AMMAN — “We thought we’d be here for a few months at most,” said Ghada Mustafa, a Syrian mother of five who fled to Jordan in 2013.
Mustafa runs a home-based business from her own kitchen in Mafraq — an undertaking that started informally, and rather spontaneously. Among her neighbors, Mustafa was known as a skilled cook who always offered a helping hand in the kitchen.
اضافة اعلان
“One neighbor offered to pay me to prepare the food every time she had guests over. At first, I refused to take any money from her … neighbors help neighbors,” she said in an interview with
Jordan News.
“Slowly, word started to go around, one neighbor would tell another. It became a local community thing. So I thought to myself, why don’t I turn this into a business?”
“That’s how the story started in 2014,” she added, but emphasized that coming to Jordan just a few months prior was no easy adjustment.
Mustafa described a feeling of constant fear upon her arrival to the unknown, likening the uncertainty that lay ahead to an uncut watermelon.
Along with her daughters, Mustafa had a hard time adapting to the reality of living in a new country where she knew no one.
“We had just come from the horrors of war. Any sudden movement startled us, no matter how small. We would hear the sound of a door slamming and think we were being bombed.”
“Slowly, we started to find comfort. We found that people were kind. We started to feel like we weren’t away from home. That’s why I never want to leave Mafraq ... it feels like home,” she remarked.
Much like her adjustment to life in Jordan, Mustafa’s business was a gradual process. She relied heavily on word of mouth: hoping to try her pickled eggplant, kibbeh, or shushbarak, people would call her to place an order and come pick it up themselves.
This became a convenient source of income for her, as she didn’t even need to leave the house.
“I signed myself up at Blumont who said they would help finance and expand my project without running into legal trouble,” she said, referencing an international development program.
“I attended workshops where they taught us how to price items, how to run a business … they made my project affordable and allowed me to expand my activities.”
Yet, running her kitchen continues to be an uphill battle.
“I don’t have enough capital to buy things in bulk and keep them in stock.
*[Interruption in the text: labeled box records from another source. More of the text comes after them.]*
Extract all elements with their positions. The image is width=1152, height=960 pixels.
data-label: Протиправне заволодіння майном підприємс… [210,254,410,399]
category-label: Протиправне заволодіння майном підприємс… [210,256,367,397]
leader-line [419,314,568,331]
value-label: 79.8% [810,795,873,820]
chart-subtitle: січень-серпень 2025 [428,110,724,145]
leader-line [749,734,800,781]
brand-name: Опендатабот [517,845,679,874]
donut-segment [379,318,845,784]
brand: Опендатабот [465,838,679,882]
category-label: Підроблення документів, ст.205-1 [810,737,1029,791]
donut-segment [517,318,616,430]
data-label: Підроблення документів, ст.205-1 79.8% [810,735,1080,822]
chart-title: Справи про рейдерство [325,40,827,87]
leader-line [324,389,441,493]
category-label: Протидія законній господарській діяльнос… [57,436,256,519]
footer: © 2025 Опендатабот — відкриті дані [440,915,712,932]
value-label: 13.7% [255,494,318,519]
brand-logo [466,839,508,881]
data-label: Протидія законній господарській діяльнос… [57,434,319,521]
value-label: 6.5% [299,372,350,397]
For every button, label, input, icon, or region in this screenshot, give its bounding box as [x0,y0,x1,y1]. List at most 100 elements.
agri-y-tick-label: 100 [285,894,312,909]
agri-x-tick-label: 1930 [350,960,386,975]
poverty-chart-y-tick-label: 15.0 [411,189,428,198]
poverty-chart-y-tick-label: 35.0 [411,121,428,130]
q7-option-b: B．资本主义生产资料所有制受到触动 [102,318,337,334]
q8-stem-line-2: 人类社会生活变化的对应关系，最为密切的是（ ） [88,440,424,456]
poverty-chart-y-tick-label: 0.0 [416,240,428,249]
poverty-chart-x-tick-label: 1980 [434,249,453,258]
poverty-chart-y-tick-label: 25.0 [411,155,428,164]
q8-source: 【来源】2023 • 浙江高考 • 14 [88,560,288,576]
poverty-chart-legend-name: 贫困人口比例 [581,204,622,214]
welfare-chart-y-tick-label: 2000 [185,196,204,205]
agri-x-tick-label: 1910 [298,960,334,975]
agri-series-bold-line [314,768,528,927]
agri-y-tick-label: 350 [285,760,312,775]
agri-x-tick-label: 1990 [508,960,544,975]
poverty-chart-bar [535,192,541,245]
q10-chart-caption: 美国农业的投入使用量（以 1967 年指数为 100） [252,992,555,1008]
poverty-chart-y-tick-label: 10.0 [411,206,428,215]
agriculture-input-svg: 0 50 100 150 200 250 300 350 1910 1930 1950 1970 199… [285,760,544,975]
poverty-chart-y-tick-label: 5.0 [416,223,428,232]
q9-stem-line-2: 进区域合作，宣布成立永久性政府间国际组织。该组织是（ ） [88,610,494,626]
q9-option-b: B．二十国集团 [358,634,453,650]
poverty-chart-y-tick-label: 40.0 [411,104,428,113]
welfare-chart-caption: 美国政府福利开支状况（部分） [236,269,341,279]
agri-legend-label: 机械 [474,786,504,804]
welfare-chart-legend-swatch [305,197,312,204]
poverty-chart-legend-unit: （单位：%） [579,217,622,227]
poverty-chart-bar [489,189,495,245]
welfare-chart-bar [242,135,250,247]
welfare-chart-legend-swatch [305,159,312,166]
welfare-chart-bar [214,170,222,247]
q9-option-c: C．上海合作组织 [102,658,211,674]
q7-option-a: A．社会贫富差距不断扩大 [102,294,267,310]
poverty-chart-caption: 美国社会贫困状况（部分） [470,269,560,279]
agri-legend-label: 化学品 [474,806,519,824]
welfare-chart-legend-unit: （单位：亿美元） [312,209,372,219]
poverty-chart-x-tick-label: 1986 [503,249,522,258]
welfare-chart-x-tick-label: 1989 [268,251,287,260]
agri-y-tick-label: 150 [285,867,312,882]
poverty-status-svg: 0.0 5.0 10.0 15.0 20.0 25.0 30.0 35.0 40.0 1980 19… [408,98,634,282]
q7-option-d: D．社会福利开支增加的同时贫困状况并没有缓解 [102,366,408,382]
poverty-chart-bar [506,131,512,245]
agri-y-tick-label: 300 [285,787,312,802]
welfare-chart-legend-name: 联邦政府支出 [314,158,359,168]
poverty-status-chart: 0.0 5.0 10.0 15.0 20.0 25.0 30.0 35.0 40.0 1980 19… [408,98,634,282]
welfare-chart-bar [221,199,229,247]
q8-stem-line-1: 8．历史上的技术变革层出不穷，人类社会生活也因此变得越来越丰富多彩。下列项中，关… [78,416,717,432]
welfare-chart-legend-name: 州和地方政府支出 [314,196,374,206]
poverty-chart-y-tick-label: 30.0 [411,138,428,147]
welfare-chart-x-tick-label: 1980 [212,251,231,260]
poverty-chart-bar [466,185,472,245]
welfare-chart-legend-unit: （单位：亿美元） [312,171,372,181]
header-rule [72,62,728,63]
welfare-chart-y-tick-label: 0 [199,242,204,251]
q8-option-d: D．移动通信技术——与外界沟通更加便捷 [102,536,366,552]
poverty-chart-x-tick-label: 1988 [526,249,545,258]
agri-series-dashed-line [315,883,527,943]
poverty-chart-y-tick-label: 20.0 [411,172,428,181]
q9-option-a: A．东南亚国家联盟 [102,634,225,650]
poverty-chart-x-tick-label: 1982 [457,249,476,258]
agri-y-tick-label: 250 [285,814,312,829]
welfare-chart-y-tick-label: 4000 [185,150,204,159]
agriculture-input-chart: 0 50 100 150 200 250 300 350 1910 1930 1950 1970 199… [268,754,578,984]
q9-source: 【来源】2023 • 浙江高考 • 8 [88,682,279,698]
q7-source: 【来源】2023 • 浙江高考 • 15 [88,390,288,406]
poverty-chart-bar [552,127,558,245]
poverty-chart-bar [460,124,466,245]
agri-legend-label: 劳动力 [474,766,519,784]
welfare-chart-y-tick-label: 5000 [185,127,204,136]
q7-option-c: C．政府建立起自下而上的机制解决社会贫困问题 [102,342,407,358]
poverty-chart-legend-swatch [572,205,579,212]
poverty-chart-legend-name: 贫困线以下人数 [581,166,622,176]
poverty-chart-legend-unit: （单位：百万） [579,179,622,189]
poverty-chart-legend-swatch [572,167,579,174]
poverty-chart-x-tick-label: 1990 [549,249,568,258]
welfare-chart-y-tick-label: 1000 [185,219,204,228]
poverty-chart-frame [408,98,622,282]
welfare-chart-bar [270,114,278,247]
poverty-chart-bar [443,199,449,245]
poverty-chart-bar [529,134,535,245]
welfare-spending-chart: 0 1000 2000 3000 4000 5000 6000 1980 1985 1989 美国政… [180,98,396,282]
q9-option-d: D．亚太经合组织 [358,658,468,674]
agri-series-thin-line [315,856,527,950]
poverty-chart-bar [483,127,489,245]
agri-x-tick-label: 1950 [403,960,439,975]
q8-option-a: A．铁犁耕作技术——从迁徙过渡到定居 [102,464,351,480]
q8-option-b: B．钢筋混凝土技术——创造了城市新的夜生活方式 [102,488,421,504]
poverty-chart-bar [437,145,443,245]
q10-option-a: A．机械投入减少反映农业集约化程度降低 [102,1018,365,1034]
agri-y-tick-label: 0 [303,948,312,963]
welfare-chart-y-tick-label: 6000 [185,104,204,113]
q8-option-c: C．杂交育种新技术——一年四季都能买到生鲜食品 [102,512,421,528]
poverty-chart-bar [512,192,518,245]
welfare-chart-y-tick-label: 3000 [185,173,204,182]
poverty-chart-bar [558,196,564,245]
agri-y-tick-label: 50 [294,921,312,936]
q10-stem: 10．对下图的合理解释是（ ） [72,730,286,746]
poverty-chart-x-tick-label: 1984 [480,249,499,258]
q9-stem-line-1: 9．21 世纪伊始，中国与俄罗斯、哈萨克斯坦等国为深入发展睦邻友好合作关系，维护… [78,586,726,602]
I therefore don’t usually have ingredients on hand,” she said.
“After people place an order, I can’t go ahead and get started immediately. I ask them to give me a few days to buy the ingredients.”
For that same reason, Mustafa doesn’t have a social media page for her kitchen. She can’t accommodate for an influx of orders but needs to handle them one by one.
“Currently, my fridge can’t store more than two orders at a time. I need to freeze a lot of my ingredients, like the kibbeh or the dough for shushbarak,” forcing her to go knocking on her neighbors’ doors to ask to use their fridges.
Sometimes, Mustafa will receive an order but not have enough money to cover the cost of the ingredients, leading her to borrow from friends or neighbors.
“I borrow money to work, but then use the money made to repay the loan. It feels like not working at all. You don’t get to keep the money you make, you don’t feel gratified,” she confessed.
“Some setbacks bring you back to square one, as if you haven’t worked at all,” she added.
Despite these hurdles, Ghada remains hopeful that she will one day be able to expand her operations.
“It’s a dream of mine, but something that needs capital and support.”
“I need a fridge and a dough mixer. I need the capacity to store ingredients, so that if I have a social media page, I can make the food as soon as an order is placed.”
Ghada hopes to open a store in the future, but recognizes that there are institutional challenges to realizing that goal.
“As a Syrian, I can’t open a store — that needs a permit and fees.”
“I wish that organizations would do a better job at supporting projects like mine. I’m not saying they’re not willing to offer financial support, they are, and in large amounts, but not to the right people, not the ones working on real projects.”
“We need help to develop our projects. If we don’t develop them, they will no longer sustain themselves, like a light that slowly dims and then goes out,” she said.